Respect voor onderduikers

Het verhaal gaat van een boer in Friesland die joodse onderduikers had in de oorlog. Op de dag van de bevrijding schikte hij met de huisgenoten aan tafel. Hij nam de bijbel en hij zei: ‘Nu is eindelijk de tijd gekomen om eens uit het Nieuwe Testament te lezen’. 

Een treffend voorbeeld van respect voor andersdenkenden, vertelde ds. Cees Glashouwer in Harlingen bij de bijeenkomst van de Werkgemeenschap van Kerken in Harlingen. En toen hij vragende blikken zag, vervolgde hij: ‘In de oorlog had de man alleen uit het Oude Testament gelezen uit respect voor de onderduikers, die geen keus hadden. Maar nu de bevrijding was aangebroken konden ze zelf weer hun keus maken en stond niets hem in de weg om weer uit het Nieuwe Testament te lezen’. 
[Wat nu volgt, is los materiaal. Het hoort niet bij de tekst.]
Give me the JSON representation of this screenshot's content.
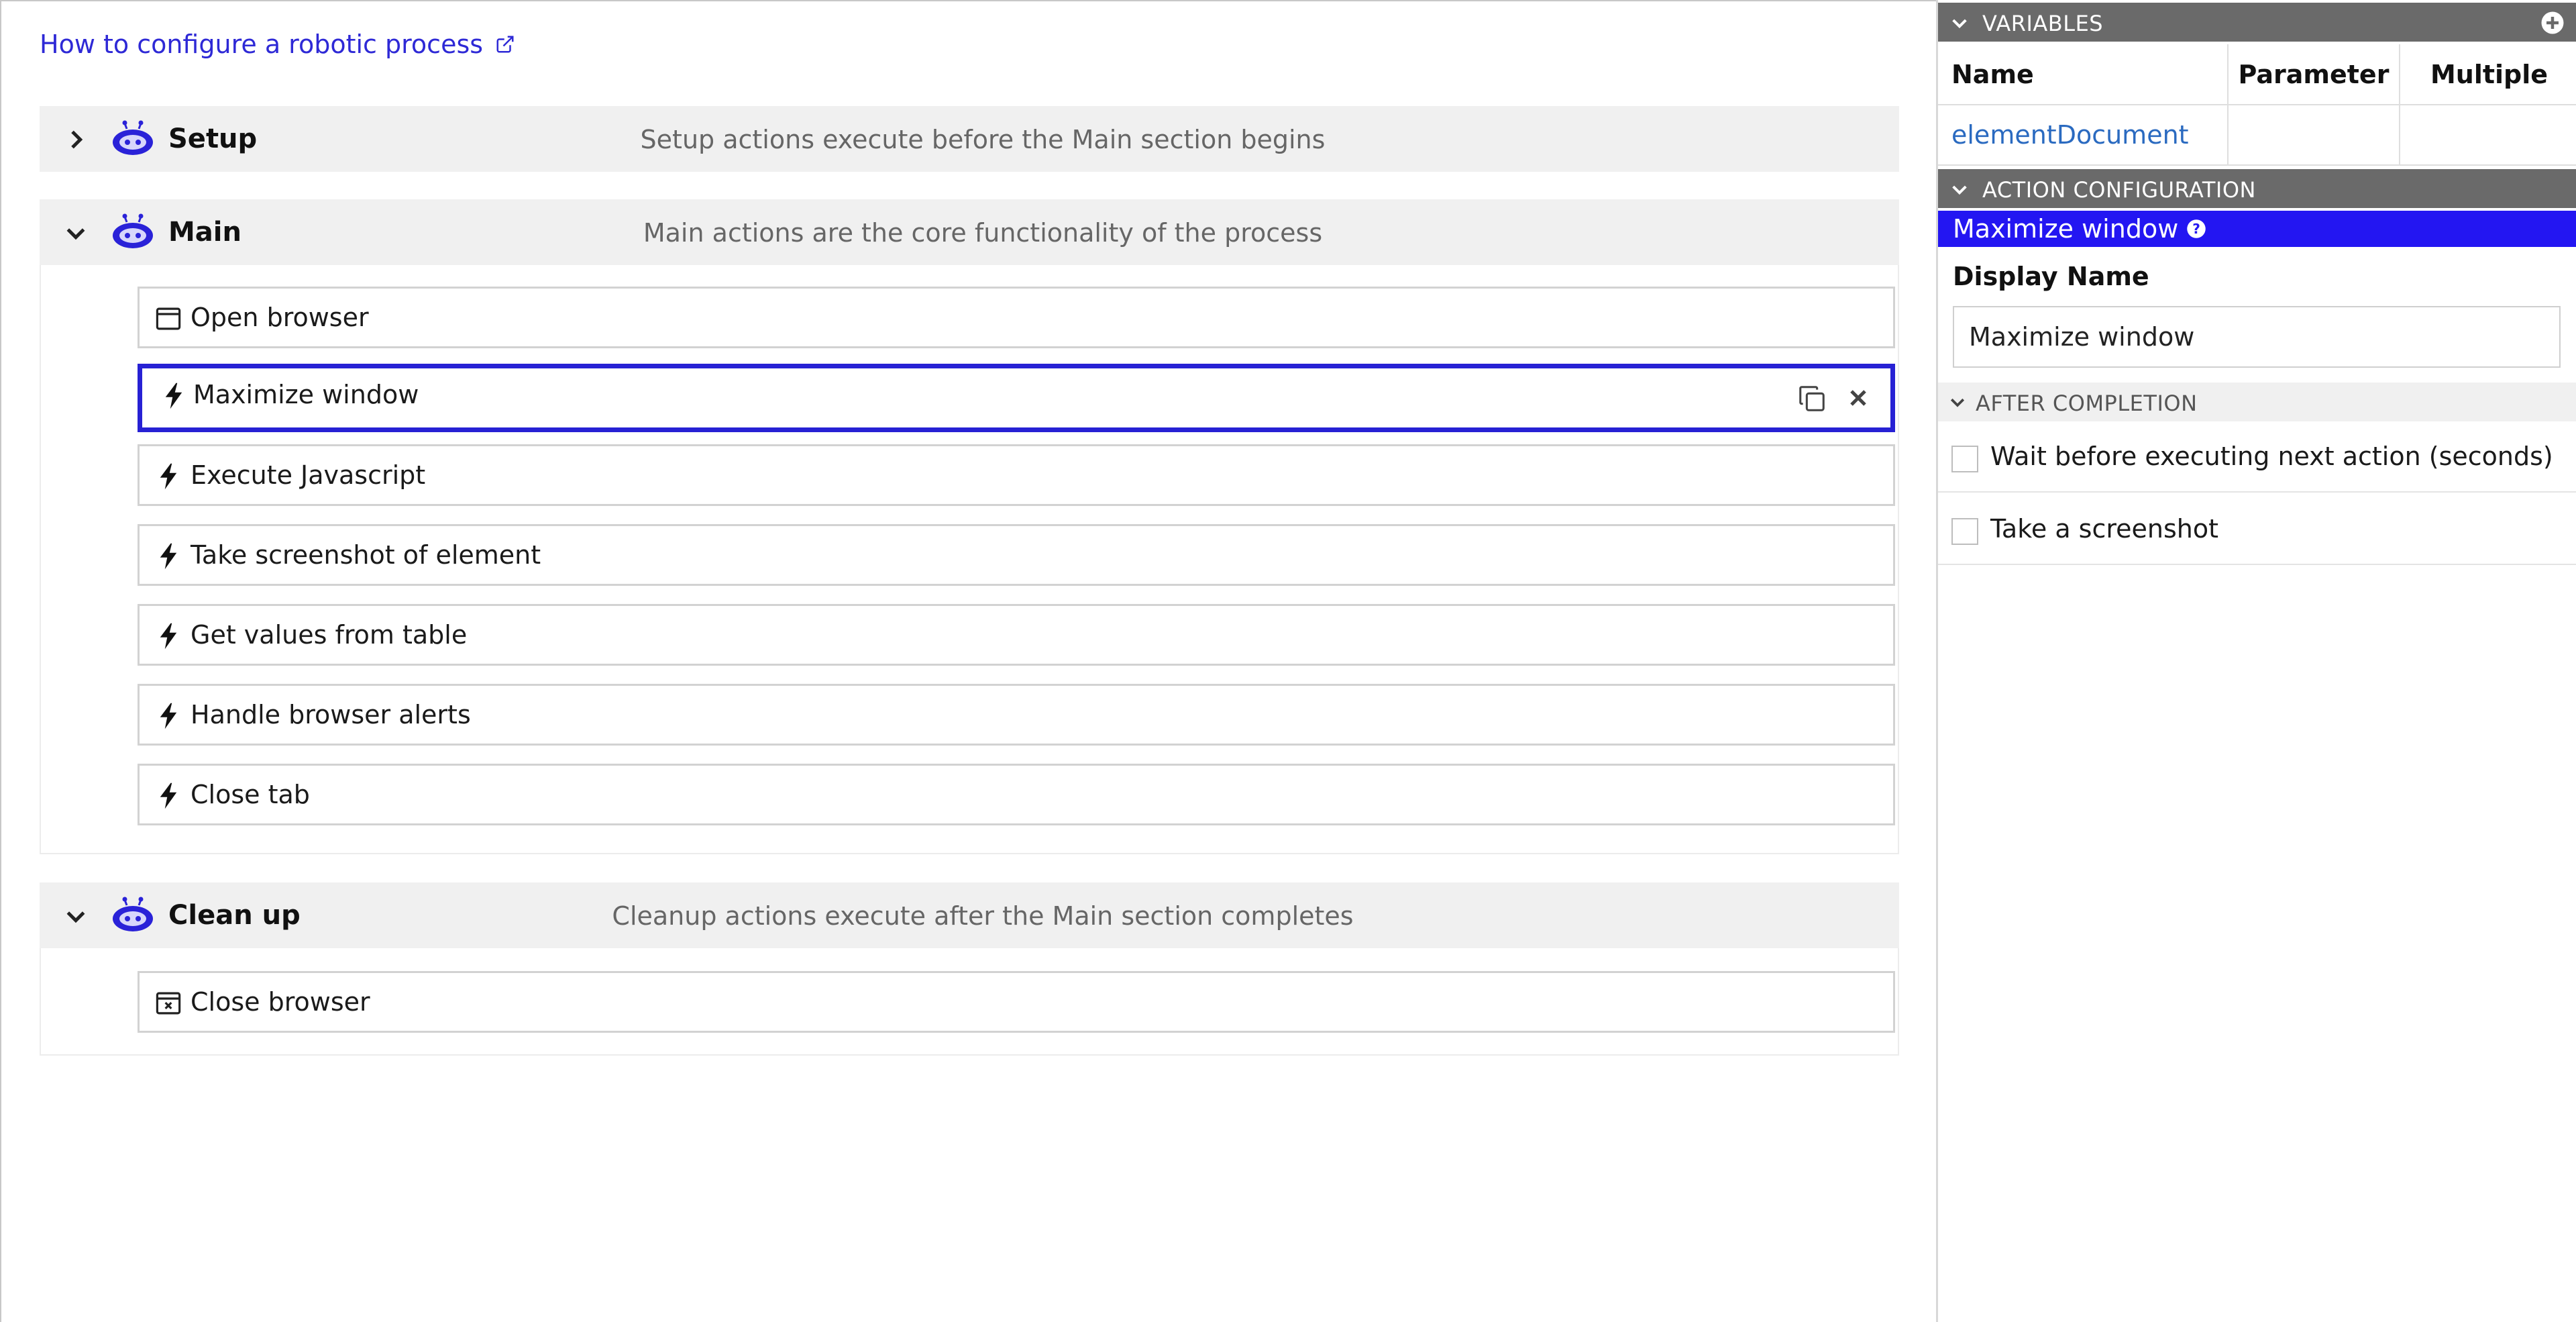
{
  "help_link": {
    "label": "How to configure a robotic process"
  },
  "sections": [
    {
      "title": "Setup",
      "description": "Setup actions execute before the Main section begins",
      "expanded": false
    },
    {
      "title": "Main",
      "description": "Main actions are the core functionality of the process",
      "expanded": true,
      "actions": [
        {
          "label": "Open browser",
          "icon": "browser-window-icon"
        },
        {
          "label": "Maximize window",
          "icon": "lightning-icon",
          "selected": true
        },
        {
          "label": "Execute Javascript",
          "icon": "lightning-icon"
        },
        {
          "label": "Take screenshot of element",
          "icon": "lightning-icon"
        },
        {
          "label": "Get values from table",
          "icon": "lightning-icon"
        },
        {
          "label": "Handle browser alerts",
          "icon": "lightning-icon"
        },
        {
          "label": "Close tab",
          "icon": "lightning-icon"
        }
      ]
    },
    {
      "title": "Clean up",
      "description": "Cleanup actions execute after the Main section completes",
      "expanded": true,
      "actions": [
        {
          "label": "Close browser",
          "icon": "close-browser-icon"
        }
      ]
    }
  ],
  "variables": {
    "header": "VARIABLES",
    "columns": [
      "Name",
      "Parameter",
      "Multiple"
    ],
    "rows": [
      {
        "name": "elementDocument",
        "parameter": "",
        "multiple": ""
      }
    ]
  },
  "action_configuration": {
    "header": "ACTION CONFIGURATION",
    "title": "Maximize window",
    "display_name_label": "Display Name",
    "display_name_value": "Maximize window",
    "after_completion": {
      "header": "AFTER COMPLETION",
      "options": [
        {
          "label": "Wait before executing next action (seconds)",
          "checked": false
        },
        {
          "label": "Take a screenshot",
          "checked": false
        }
      ]
    }
  },
  "colors": {
    "accent_blue": "#2316f2",
    "selected_border": "#2721d4",
    "link_blue": "#2e29d6",
    "panel_header": "#6a6a6a"
  }
}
Het ging in Harlingen over gastvrijheid als levenshouding. Het thema was gekozen als een soort basis onder het werk van de Werkgemeenschap. Openheid spiritueel ingevuld is de basis voor de onderlinge relatie tussen de kerken en eveneens het uitgangspunt bij het positie kiezen in de samenleving. Door de ander uitnemender te achten dan zichzelf ontstaat een open houding, gebaseerd op respect en inschikkelijkheid. 
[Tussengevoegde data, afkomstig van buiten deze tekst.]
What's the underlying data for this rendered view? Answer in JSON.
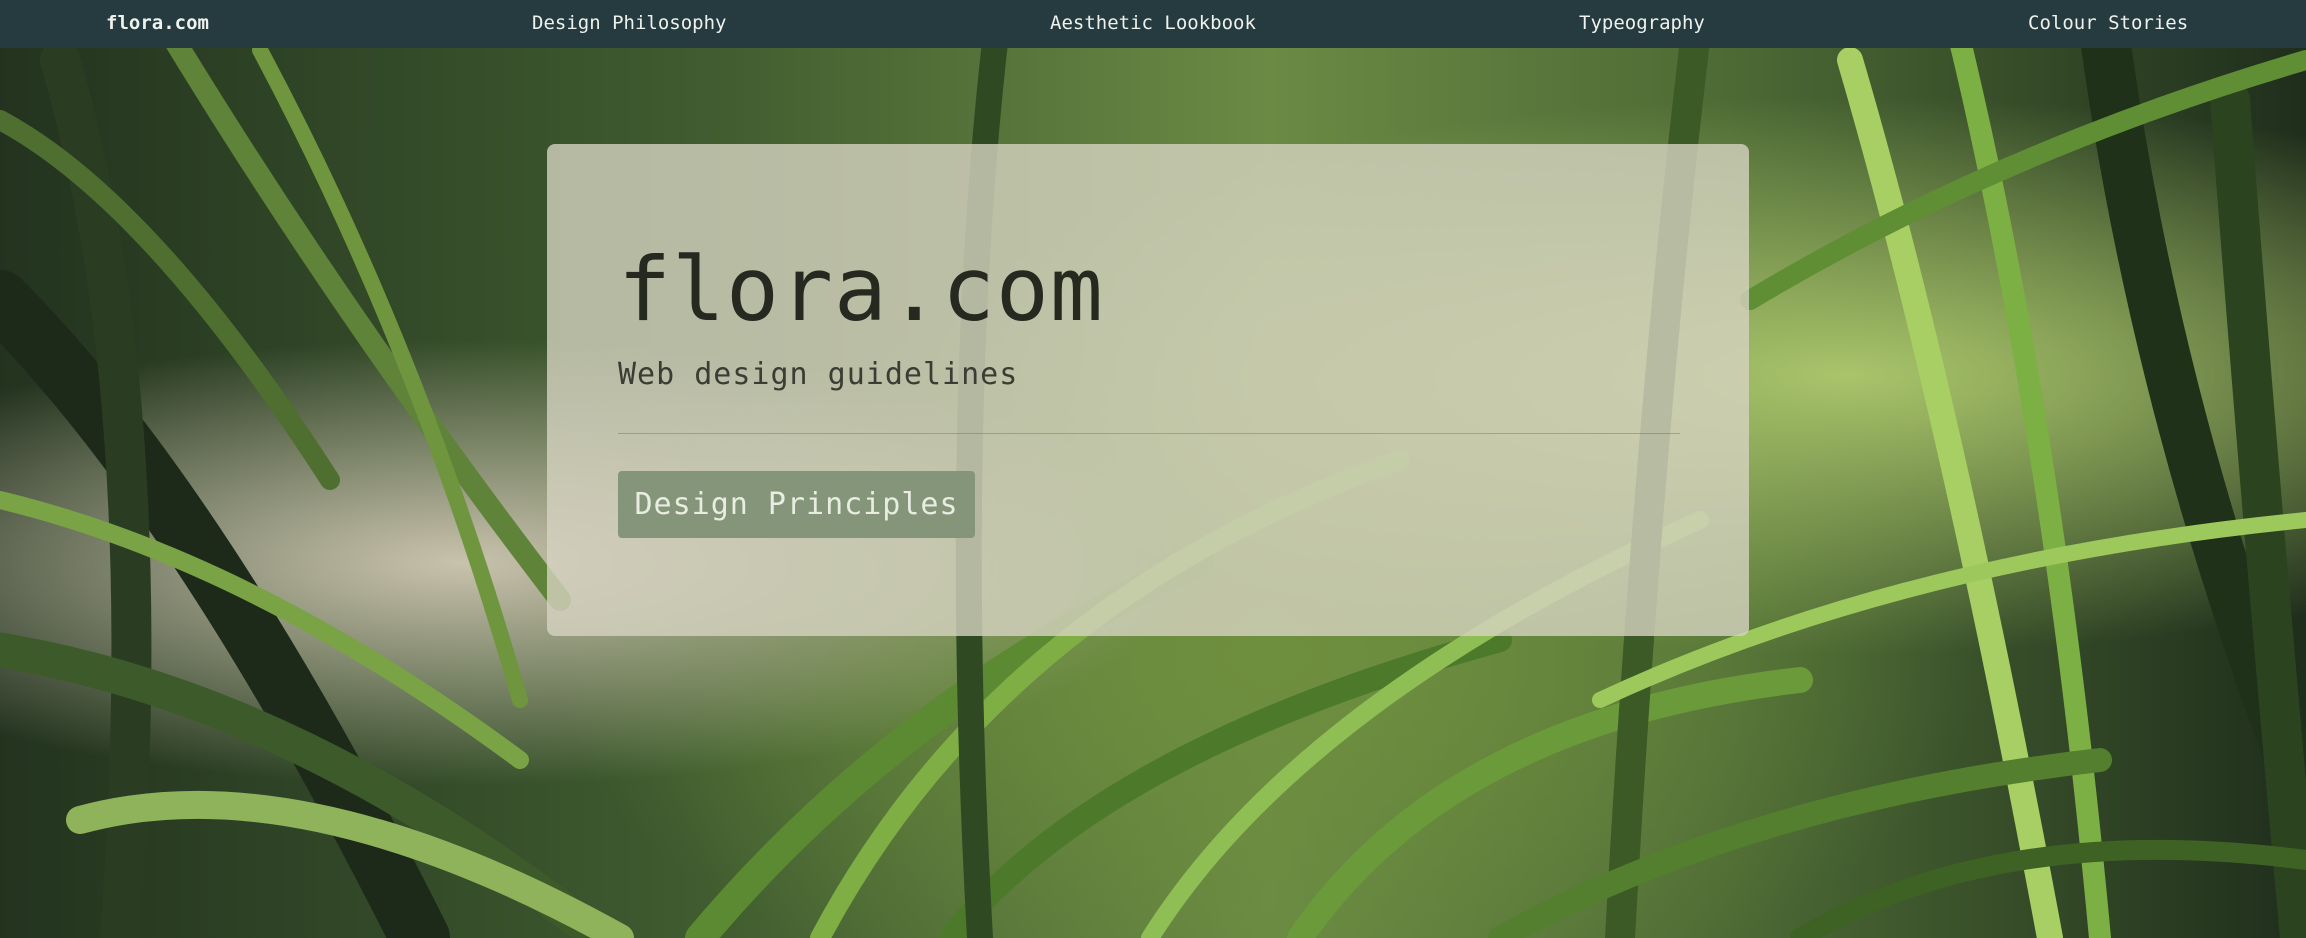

Ds. Klaas van der Kamp, algemeen secretaris van de Raad van Kerken, citeerde Levinas. De joodse denker meet de waarde van een cultuur af aan de openheid die men aan de dag legt voor mensen uit een andere cultuur. Van der Kamp verbond die gedachte met het godsbeeld. Hoe meer men zich de heiligheid realiseert van God, hoe ingetogener men zal omgaan met het eigen gelijk. Hij citeerde daarbij Joseph Ratzinger die ooit de bede uitlegde ‘Uw Naam worde geheiligd’ met de woorden: ‘Wij kunnen Gods Naam voor ons karretje spannen en zo het beeld van God misvormen’. 

Mensen en bestuurders

In het gesprek maakte iemand onderscheid tussen de oecumene onder de mensen en de oecumene op bestuurlijk niveau. Hij stelde dat de gewone mensen sterk oecumenisch in het leven staan. Zij zijn zich bewust dat de liefde van God veel groter is dan de waarheidsbeleving van de eigen groep. Op bestuurlijk niveau spelen andere mechanismen. Klaas van der Kamp benadrukte de verantwoordelijkheid van een bestuur om een goede structuur van samenwerking op te zetten en om voorbeelden te laten zien van cohesie en respect. 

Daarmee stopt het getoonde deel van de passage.